I second the motion. Tear it down. The stained glass roof and the map of the US are destroyed. This structure faced a painful death.
Such a shame.

Anonymous said...

To those who wish to see that historical landmark torn down, please tell us where you live so we can do the same to your homes...trolls! Saving historical treasures should be done at all costs because there are no second chances!!! It is not dead yet and restoration efforts are doable.

-Joe said...

What’s left of the map wall, rooms, kitchen and mezzanine walkway would have to come down to stabilize it anyway.
The crown support tubes are on on wooden pyles, they need to be backfilled
The observation towers are on steel pyles that can last 100 years, the issue is with the decks ---those are hung from cables off the top arms (yes the full vertical load).
The lower brackets just keep them from swaying.

I don’t know if the $ 20 million is just to stabilize or includes a decent restoration.

BTW That map is so bad they are better off picking out all the letters and stars and making a new one with them

Anonymous said...

Dont those park workers have a clue how much damage that ivy growing up the concrete collums is causing ?
Thats a good 3 years of growth easy. Nobody could take 5 minutes with hand a clippers at the bottom ?

How did those morons get jobs ?
Somethings real fishy here, nobody can be that stupid.
Perhaps workers were ordered to allow the ivy to damage the concrete.
Certain people belong in jail

CJ said...

Maybe that notion back in 1964/65 of the "Tent of Tomorrow" was real foresight after all.

In the New York City of tomorrow the rich will live in luxury apartments while everyone else will live in tents.

Who'd a thought it?

I remember going up to the top of those towers and enjoying the view during the fair years as well as enjoying concerts under the tent. I was a beautiful sight. Now maybe the city hall rat pack would rather we did not see what they have systematically destroyed since then.
New York is a city with no history, no pride, and no true grandeur. It is only about the pursuit of money. Think about all that has been destroyed in the past fifty years in the name of progress. Look what it has done to us.

Cow Shulman said...

Think about all that has been destroyed in the past fifty years in the name of progress. Look what it has done to us.

Like what I did with the Aquacade?

Sergey Kadinsky said...

If Brooklyn can keep its Eiffel Tower in Coney Island, why can't Queens?

I don't expect much action from Helen Marshall.

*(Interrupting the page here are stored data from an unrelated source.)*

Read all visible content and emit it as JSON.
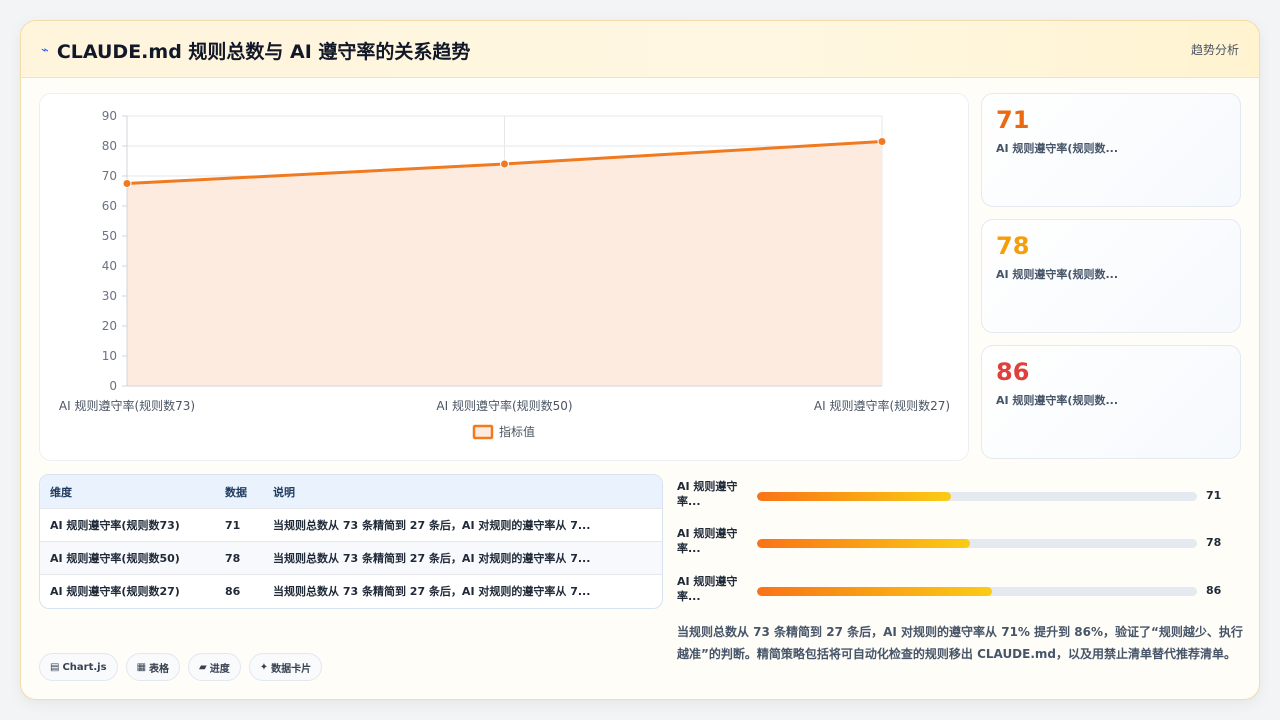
{
  "header": {
    "icon": "chart-line-icon",
    "title": "CLAUDE.md 规则总数与 AI 遵守率的关系趋势",
    "link_label": "趋势分析"
  },
  "chart_data": {
    "type": "area",
    "categories": [
      "AI 规则遵守率(规则数73)",
      "AI 规则遵守率(规则数50)",
      "AI 规则遵守率(规则数27)"
    ],
    "series": [
      {
        "name": "指标值",
        "values": [
          67.5,
          74,
          81.5
        ]
      }
    ],
    "ylim": [
      0,
      90
    ],
    "yticks": [
      0,
      10,
      20,
      30,
      40,
      50,
      60,
      70,
      80,
      90
    ],
    "grid": true,
    "legend": "bottom",
    "color": "#f07a1f",
    "fill": "#fdebdf"
  },
  "stats": [
    {
      "value": "71",
      "label": "AI 规则遵守率(规则数...",
      "color": "#ea6a10"
    },
    {
      "value": "78",
      "label": "AI 规则遵守率(规则数...",
      "color": "#f59e0b"
    },
    {
      "value": "86",
      "label": "AI 规则遵守率(规则数...",
      "color": "#e0403c"
    }
  ],
  "table": {
    "headers": [
      "维度",
      "数据",
      "说明"
    ],
    "rows": [
      [
        "AI 规则遵守率(规则数73)",
        "71",
        "当规则总数从 73 条精简到 27 条后，AI 对规则的遵守率从 7..."
      ],
      [
        "AI 规则遵守率(规则数50)",
        "78",
        "当规则总数从 73 条精简到 27 条后，AI 对规则的遵守率从 7..."
      ],
      [
        "AI 规则遵守率(规则数27)",
        "86",
        "当规则总数从 73 条精简到 27 条后，AI 对规则的遵守率从 7..."
      ]
    ]
  },
  "progress": [
    {
      "label": "AI 规则遵守率...",
      "value": "71",
      "fraction": 0.44
    },
    {
      "label": "AI 规则遵守率...",
      "value": "78",
      "fraction": 0.485
    },
    {
      "label": "AI 规则遵守率...",
      "value": "86",
      "fraction": 0.535
    }
  ],
  "summary": "当规则总数从 73 条精简到 27 条后，AI 对规则的遵守率从 71% 提升到 86%，验证了“规则越少、执行越准”的判断。精简策略包括将可自动化检查的规则移出 CLAUDE.md，以及用禁止清单替代推荐清单。",
  "tags": [
    {
      "icon": "chart-icon",
      "glyph": "▤",
      "label": "Chart.js"
    },
    {
      "icon": "table-icon",
      "glyph": "▦",
      "label": "表格"
    },
    {
      "icon": "progress-icon",
      "glyph": "▰",
      "label": "进度"
    },
    {
      "icon": "sparkle-icon",
      "glyph": "✦",
      "label": "数据卡片"
    }
  ]
}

Two terms as Borough President, and she still hasn't mustered the power to restore the crumbling 80-year-old nude outside Borough Hall.

Same goes for Claire Shulman, who presided over the demolition of the Aquacade, and the ongoing neglect of the nearby boathouse.

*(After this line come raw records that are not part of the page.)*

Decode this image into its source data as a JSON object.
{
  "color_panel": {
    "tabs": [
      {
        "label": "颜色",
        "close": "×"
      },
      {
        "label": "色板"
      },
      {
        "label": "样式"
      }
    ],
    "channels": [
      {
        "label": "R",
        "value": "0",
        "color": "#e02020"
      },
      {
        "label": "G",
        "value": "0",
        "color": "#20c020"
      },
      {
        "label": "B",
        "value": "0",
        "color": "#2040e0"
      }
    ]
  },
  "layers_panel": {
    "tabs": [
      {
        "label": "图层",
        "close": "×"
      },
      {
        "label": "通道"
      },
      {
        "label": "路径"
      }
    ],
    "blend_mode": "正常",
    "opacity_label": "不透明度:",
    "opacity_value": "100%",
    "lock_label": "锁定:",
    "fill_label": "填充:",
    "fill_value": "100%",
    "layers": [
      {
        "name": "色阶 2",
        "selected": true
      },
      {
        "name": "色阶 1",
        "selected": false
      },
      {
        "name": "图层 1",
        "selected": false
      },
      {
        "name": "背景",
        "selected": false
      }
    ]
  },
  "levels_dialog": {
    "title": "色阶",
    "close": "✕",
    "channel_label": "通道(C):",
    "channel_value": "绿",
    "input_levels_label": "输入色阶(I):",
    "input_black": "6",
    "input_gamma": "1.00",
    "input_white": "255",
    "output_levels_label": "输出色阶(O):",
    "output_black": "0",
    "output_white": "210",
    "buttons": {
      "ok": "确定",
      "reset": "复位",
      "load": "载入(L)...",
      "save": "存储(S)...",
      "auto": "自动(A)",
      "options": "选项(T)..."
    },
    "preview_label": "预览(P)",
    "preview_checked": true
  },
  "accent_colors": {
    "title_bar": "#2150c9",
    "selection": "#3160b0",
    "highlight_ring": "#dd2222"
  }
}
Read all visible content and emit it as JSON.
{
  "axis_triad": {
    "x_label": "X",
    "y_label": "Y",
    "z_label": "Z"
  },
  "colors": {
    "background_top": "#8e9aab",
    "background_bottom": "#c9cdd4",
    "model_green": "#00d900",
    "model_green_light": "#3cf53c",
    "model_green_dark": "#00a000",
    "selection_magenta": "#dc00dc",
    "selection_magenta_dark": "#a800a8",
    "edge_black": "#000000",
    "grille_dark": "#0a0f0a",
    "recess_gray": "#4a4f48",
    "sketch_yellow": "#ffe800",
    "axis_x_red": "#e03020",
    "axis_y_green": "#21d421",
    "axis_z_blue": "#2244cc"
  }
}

Oh, but Ms. Marshall was able to save a Redbird subway car from the scrap heap.

As Queens residents, why do we settle for less?

Anonymous said...

Marshall F_ed that up as well since its an R-20 series car not a true #7 line Redbird.
The R33 and R36 WF (Worlds Fair Bluebirds) as they came from the factory in 1964 became the classic Queens Redbirds.
Round bay windows for WF visitors.
Great vidio tribute here:
Perhaps Marshall thinks everybody is stupid ?

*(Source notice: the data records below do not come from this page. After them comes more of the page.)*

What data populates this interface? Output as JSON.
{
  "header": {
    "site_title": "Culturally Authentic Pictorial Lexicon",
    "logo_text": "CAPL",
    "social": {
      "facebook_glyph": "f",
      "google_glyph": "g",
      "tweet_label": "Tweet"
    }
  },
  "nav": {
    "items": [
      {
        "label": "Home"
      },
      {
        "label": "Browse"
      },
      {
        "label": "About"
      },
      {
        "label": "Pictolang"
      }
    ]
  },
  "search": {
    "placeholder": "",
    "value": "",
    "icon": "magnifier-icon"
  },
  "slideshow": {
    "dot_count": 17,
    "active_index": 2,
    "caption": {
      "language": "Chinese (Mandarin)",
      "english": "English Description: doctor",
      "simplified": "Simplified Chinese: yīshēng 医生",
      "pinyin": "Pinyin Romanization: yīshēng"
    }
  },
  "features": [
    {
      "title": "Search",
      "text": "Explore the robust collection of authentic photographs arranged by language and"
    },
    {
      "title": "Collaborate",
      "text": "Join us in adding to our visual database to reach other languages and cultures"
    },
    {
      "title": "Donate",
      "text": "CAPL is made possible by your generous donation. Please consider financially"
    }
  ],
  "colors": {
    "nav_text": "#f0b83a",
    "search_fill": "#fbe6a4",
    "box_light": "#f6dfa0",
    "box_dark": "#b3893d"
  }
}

The Queens cars had larger windows on the side and spent their entire lifespans on the 7 line. When they arrived, they were painted blue and white. One still retains this color scheme. It is WF R33 9306, which is at the Transit Museum in Downtown Brooklyn.

Marshalls car is a R28 built by a different company that ran in the Bronx

Anonymous said...

Brooklyn's Eiffel Tower was originally from Flushing Meadows Corona Park from the 1939 New York World's Fair. It was called the Lifesavers (sponsor) Parachute Drop and was sold after the Fair closed.